From a more pedestrian economic perspective, it would seem to be good to reduce our energy imports and increase our exports. This would help with our international balance of trade while bolstering domestic employment. With a major trade partner like China, for example, given that we are dependent on them for their products, it might be good to be in a position of having them more dependent upon us to supply the energy resources needed to manufacture those products and grow their economy.
However, history has shown that being more energy independent is not always good for us economically. It was during our time of greatest energy dependence, from 1995 to 2005, that the U.S. economy experienced some of its greatest growth. This might be explained at the macro-level as the result of the relatively low global cost of energy during those years fueling the growth in consumption and productivity in the U.S. Or put another way, when the global cost of energy was low, we bought more of it from others, and now that it is high, we are making a shift toward buying less abroad and producing more domestically.
The importance of national energy independence for the U.S. is also confusing when the situations of other major countries are considered. For example, of the countries in the G8 — the Group of Eight, which have the largest economies in the world (not including China and Brazil) — only Canada and Russia are net energy exporters, that is, 100 percent energy independent. Regardless of how similar in energy independence the two may be, however, they couldn’t be more different in how they employ this “advantage” via international relations. Likewise, although both Japan and Italy are more than 80 percent dependent on imports for their energy, the health of their economies and influence in international affairs are very different.
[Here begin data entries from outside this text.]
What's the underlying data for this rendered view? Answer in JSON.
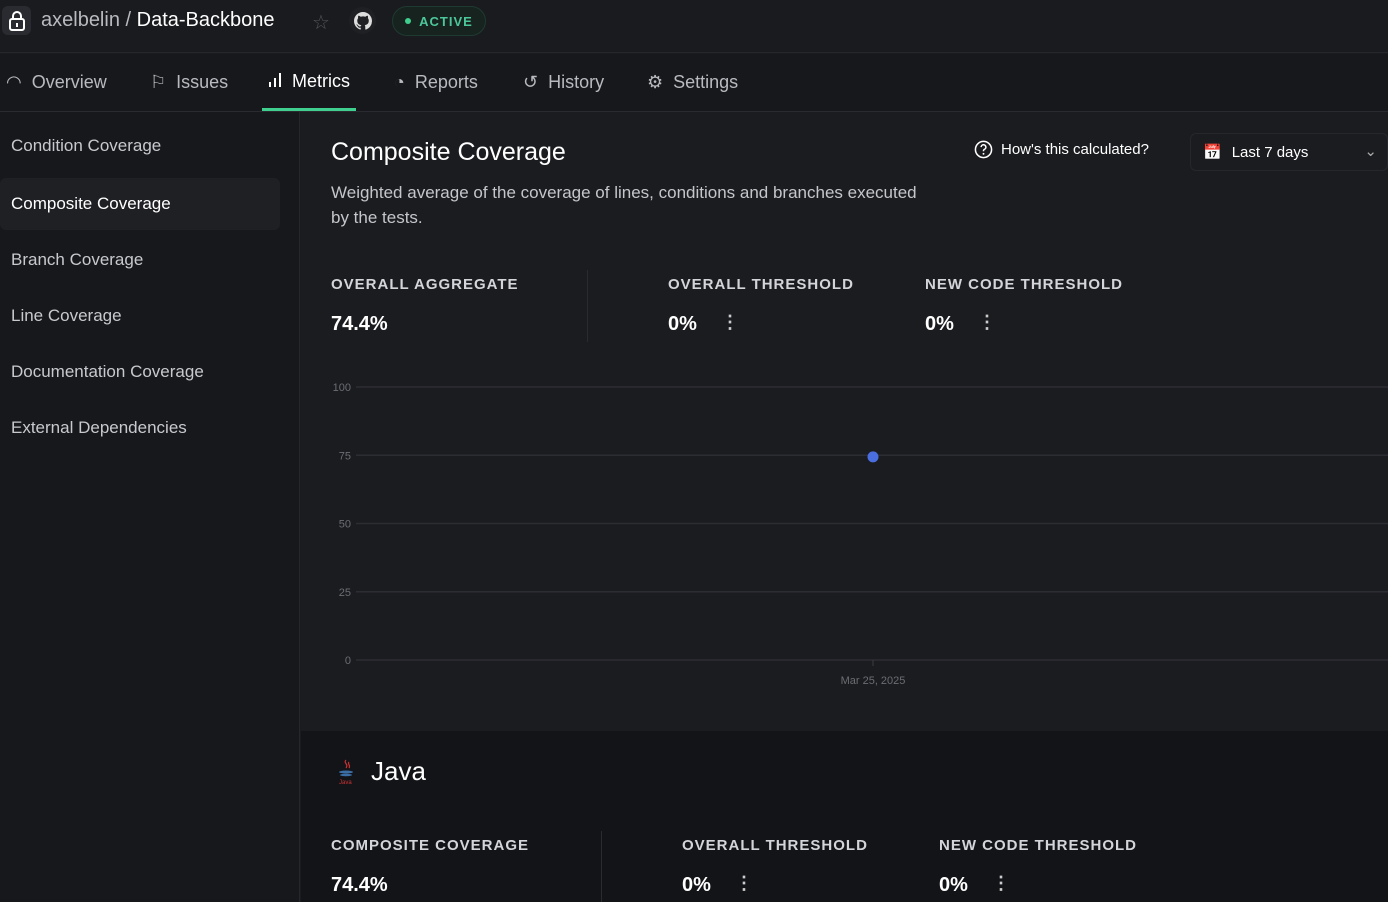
{
  "header": {
    "owner": "axelbelin",
    "separator": " / ",
    "repo": "Data-Backbone",
    "status": "ACTIVE"
  },
  "tabs": [
    {
      "label": "Overview",
      "icon": "gauge-icon"
    },
    {
      "label": "Issues",
      "icon": "flag-icon"
    },
    {
      "label": "Metrics",
      "icon": "bar-chart-icon",
      "active": true
    },
    {
      "label": "Reports",
      "icon": "pie-chart-icon"
    },
    {
      "label": "History",
      "icon": "history-icon"
    },
    {
      "label": "Settings",
      "icon": "gear-icon"
    }
  ],
  "sidebar": {
    "items": [
      {
        "label": "Condition Coverage"
      },
      {
        "label": "Composite Coverage",
        "active": true
      },
      {
        "label": "Branch Coverage"
      },
      {
        "label": "Line Coverage"
      },
      {
        "label": "Documentation Coverage"
      },
      {
        "label": "External Dependencies"
      }
    ]
  },
  "main": {
    "title": "Composite Coverage",
    "description": "Weighted average of the coverage of lines, conditions and branches executed by the tests.",
    "help_label": "How's this calculated?",
    "range_label": "Last 7 days",
    "stats": [
      {
        "label": "OVERALL AGGREGATE",
        "value": "74.4%"
      },
      {
        "label": "OVERALL THRESHOLD",
        "value": "0%"
      },
      {
        "label": "NEW CODE THRESHOLD",
        "value": "0%"
      }
    ]
  },
  "chart_data": {
    "type": "scatter",
    "x": [
      "Mar 25, 2025"
    ],
    "values": [
      74.4
    ],
    "ylim": [
      0,
      100
    ],
    "yticks": [
      "100",
      "75",
      "50",
      "25",
      "0"
    ],
    "xlabel": "",
    "ylabel": "",
    "grid": true,
    "color": "#4a6ee0"
  },
  "java": {
    "title": "Java",
    "stats": [
      {
        "label": "COMPOSITE COVERAGE",
        "value": "74.4%"
      },
      {
        "label": "OVERALL THRESHOLD",
        "value": "0%"
      },
      {
        "label": "NEW CODE THRESHOLD",
        "value": "0%"
      }
    ]
  }
}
Finally, even though Germany already imports more than half of its energy, the country seems comfortable in making energy policy decisions that could make it even more dependent (such as deciding to shutter their nuclear power plants over the next several years).
The future is never clear, but trends in energy production and consumption at the national level do not change quickly. The recent reversal in the U.S. energy balance from four decades of increasing dependence to growth in independence was more than a decade in the making and required concurrent shifts in U.S. production and consumption trends of all three fossil fuels.
But now that the change has occurred, it helps paint the broad strokes of what the next few decades of energy production and consumption might look like. What remains to be seen is whether we will harness this growth in domestic energy development and increase our energy independence to strengthen our economy and bolster our international footing, or if we will squander it away.